PMN and PQR are two secants of the circle MQTRN and PT is a tangent. If PM = 5cm, PN = 12cm and PQ = 4.8cm, calculate the respective lengths of PR and PT in...

Answer Details

In this problem, we are given a circle MQTRN and two secants PMN and PQR intersecting at point T and a tangent PT. First, we can use the theorem that states that the product of the lengths of the two segments of each secant is equal. So we have: PM * PN = PT * PR Substituting the given values, we get: 5cm * 12cm = PT * PR 60cm² = PT * PR Next, we need to find the respective lengths of PR and PT. To do this, we can use the Pythagorean theorem, which states that in a right triangle, the square of the hypotenuse (the longest side) is equal to the sum of the squares of the other two sides.
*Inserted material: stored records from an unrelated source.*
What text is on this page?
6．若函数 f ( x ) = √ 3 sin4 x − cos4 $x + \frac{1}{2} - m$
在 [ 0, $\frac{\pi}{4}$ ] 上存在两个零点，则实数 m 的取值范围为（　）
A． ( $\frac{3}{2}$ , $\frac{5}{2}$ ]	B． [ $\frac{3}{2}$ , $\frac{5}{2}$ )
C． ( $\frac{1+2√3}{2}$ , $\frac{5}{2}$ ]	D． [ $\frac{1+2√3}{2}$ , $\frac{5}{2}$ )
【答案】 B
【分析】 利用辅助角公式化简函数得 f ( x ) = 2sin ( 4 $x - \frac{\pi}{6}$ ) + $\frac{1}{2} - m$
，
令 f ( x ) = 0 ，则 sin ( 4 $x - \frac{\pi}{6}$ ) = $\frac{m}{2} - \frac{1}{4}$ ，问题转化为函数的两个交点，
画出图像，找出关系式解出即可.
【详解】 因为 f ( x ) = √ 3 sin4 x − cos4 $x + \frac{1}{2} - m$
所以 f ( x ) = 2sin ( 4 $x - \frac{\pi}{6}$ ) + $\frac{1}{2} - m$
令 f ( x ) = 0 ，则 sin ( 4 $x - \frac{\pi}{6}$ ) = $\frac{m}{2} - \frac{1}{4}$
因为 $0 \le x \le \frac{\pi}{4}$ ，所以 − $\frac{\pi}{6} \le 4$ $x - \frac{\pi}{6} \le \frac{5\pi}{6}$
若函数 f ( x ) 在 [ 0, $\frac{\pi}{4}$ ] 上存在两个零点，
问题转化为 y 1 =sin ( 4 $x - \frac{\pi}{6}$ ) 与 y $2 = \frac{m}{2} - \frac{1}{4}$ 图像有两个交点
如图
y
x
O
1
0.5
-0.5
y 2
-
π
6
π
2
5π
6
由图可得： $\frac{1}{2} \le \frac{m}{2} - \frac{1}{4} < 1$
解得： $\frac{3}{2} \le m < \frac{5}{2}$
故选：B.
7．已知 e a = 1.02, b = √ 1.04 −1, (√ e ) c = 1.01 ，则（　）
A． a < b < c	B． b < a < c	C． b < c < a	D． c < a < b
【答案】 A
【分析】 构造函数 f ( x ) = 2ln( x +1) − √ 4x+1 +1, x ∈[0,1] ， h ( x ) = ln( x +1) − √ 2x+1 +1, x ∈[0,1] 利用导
In triangle PRT, PT is the hypotenuse, so we have: PT² = PR² + RT² We can also use the fact that RT is perpendicular to PT, which means that triangle PRT is a right triangle. To find RT, we can use the theorem that states that the product of the segments of a secant and its external part is equal. So we have: PT * TP = QT * TR Substituting the given values, we get: PT * PT = 4.8cm * TR PT² = 4.8cm * TR TR = PT² / 4.8cm Now we can substitute RT in the Pythagorean theorem and simplify: PT² = PR² + (PT² / 4.8cm)² PT⁴ / (4.8cm)² = PR² PR = sqrt(PT⁴ / (4.8cm)²) = PT² / 4.8cm Finally, we can substitute the value of PR in the first equation we obtained and solve for PT: 60cm² = PT * (PT² / 4.8cm) PT³ = 288cm³ PT = cube root of 288cm³ ≈ 6.67cm Now we can substitute the value of PT in the equation we obtained for PR: PR = PT² / 4.8cm ≈ 7.7cm Therefore, the respective lengths of PR and PT are approximately 7.7cm and 6.67cm, respectively. So the answer is 7.7, 12.5.